Hace mucha falta la promoción de una escuela cultivadora de valores que nos permita volver a enseñar la relevancia del esfuerzo intelectual y el sacrificio del trabajo honesto y no simplemente el prebendarismo y clientelismo político.

Uno se pregunta, a qué tipo de valores podemos referirnos con personas que lo único que persiguen es el bien común de sus bolsillos o de su círculo familiar, mientras que otros que verdaderamente lo merecen por actitud y aptitud siguen tristemente deambulando con sus carpetas para ver si la suerte le sonríe con un trabajo y salario que al menos puedan cubrir sus necesidades básicas.

El principal objetivo del Estado debe ser la construcción de una estructura eficiente que permita garantizar el bienestar general y la preeminencia de la meritocracia por encima de que el mérito de mayor preponderancia es “el color del pañuelo”, militante seccionalero u operador político.

Invertir ese pensamiento retrógrado es una tarea pedagógica pendiente.
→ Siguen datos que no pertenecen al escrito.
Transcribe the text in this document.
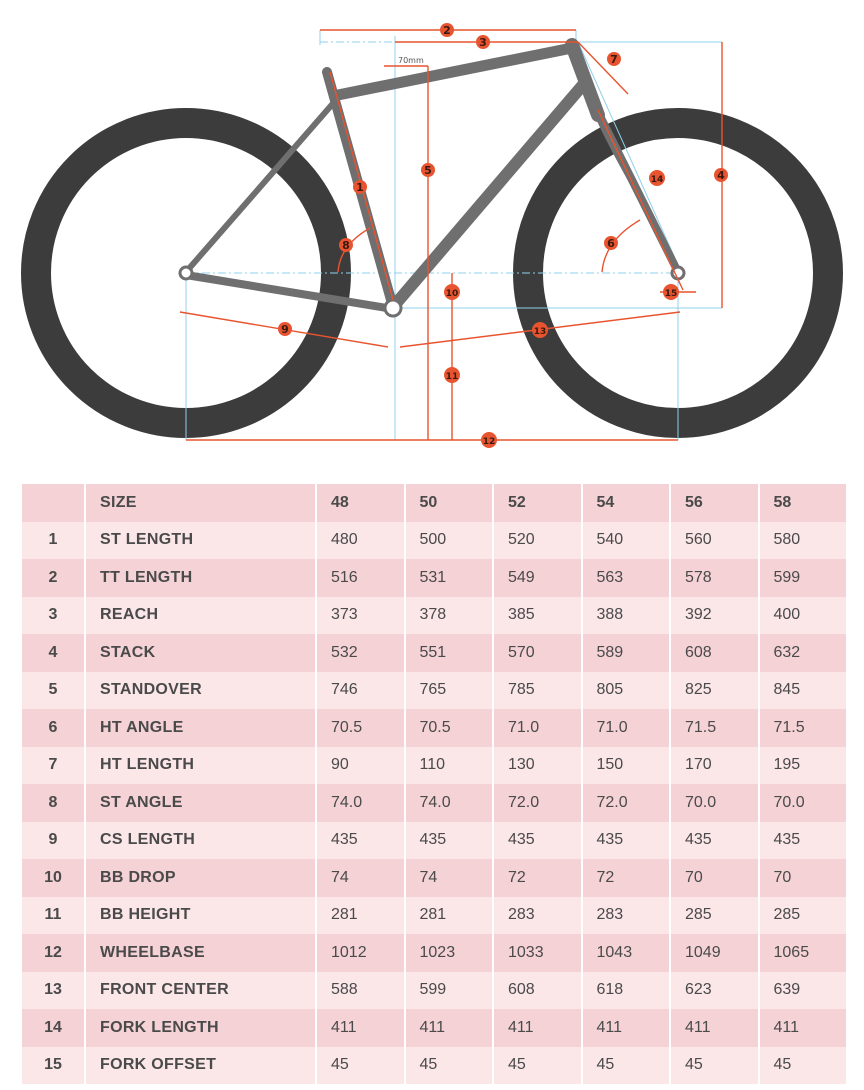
1
2
3
4
5
6
7
8
9
10
11
12
13
14
15
70mm
	SIZE	48	50	52	54	56	58
1	ST LENGTH	480	500	520	540	560	580
2	TT LENGTH	516	531	549	563	578	599
3	REACH	373	378	385	388	392	400
4	STACK	532	551	570	589	608	632
5	STANDOVER	746	765	785	805	825	845
6	HT ANGLE	70.5	70.5	71.0	71.0	71.5	71.5
7	HT LENGTH	90	110	130	150	170	195
8	ST ANGLE	74.0	74.0	72.0	72.0	70.0	70.0
9	CS LENGTH	435	435	435	435	435	435
10	BB DROP	74	74	72	72	70	70
11	BB HEIGHT	281	281	283	283	285	285
12	WHEELBASE	1012	1023	1033	1043	1049	1065
13	FRONT CENTER	588	599	608	618	623	639
14	FORK LENGTH	411	411	411	411	411	411
15	FORK OFFSET	45	45	45	45	45	45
La gran misión de ese poder es transformar la realidad de pobreza, exclusiones y analfabetismo que hace décadas nos agobia y nos encadena a un estado de postración permanente.

Los discursos de las campañas proselitistas no deberán circunscribirse a la frenética tarea de captar votos con promesas esperanzadoras, pero que al final una vez que consiguen sus objetivos políticos se convierten en promesas incumplidas y minadas de hipocresía.

Cuántos jóvenes brillantes tenemos en nuestro país que dan su apoyo a tal o cual candidato durante la campaña y luego una vez que sale electo “si te he visto no me acuerdo”, permitiendo en contrapartida sin ningún tipo de rubor que personas sin capacidad, idoneidad y mucho menos trayectoria profesional accedan a posiciones de relevancia, por el solo hecho de formar parte del “primer anillo” de los mandamases de turno.

El lema en campaña del actual gobierno ha sido “Vamos a estar mejor”. Quién no lo querría, pero de forma honesta y transparente y no simplemente por ser allegado o simpatizante de los “honorables”, produciendo una justa repulsión de quienes esperan con ansias un Estado moderno y reestructurado tanto de forma como de fondo.

Les damos mucho énfasis a los indicadores macroeconómicos, pero nos olvidamos del peso de lo cualitativo, donde seguimos teniendo dentro del servicio civil a miles de funcionarios “de pocas luces” que no aportan valor agregado, pues de muy poco serviría una buena macroeconomía, sin un capital humano que valga la pena.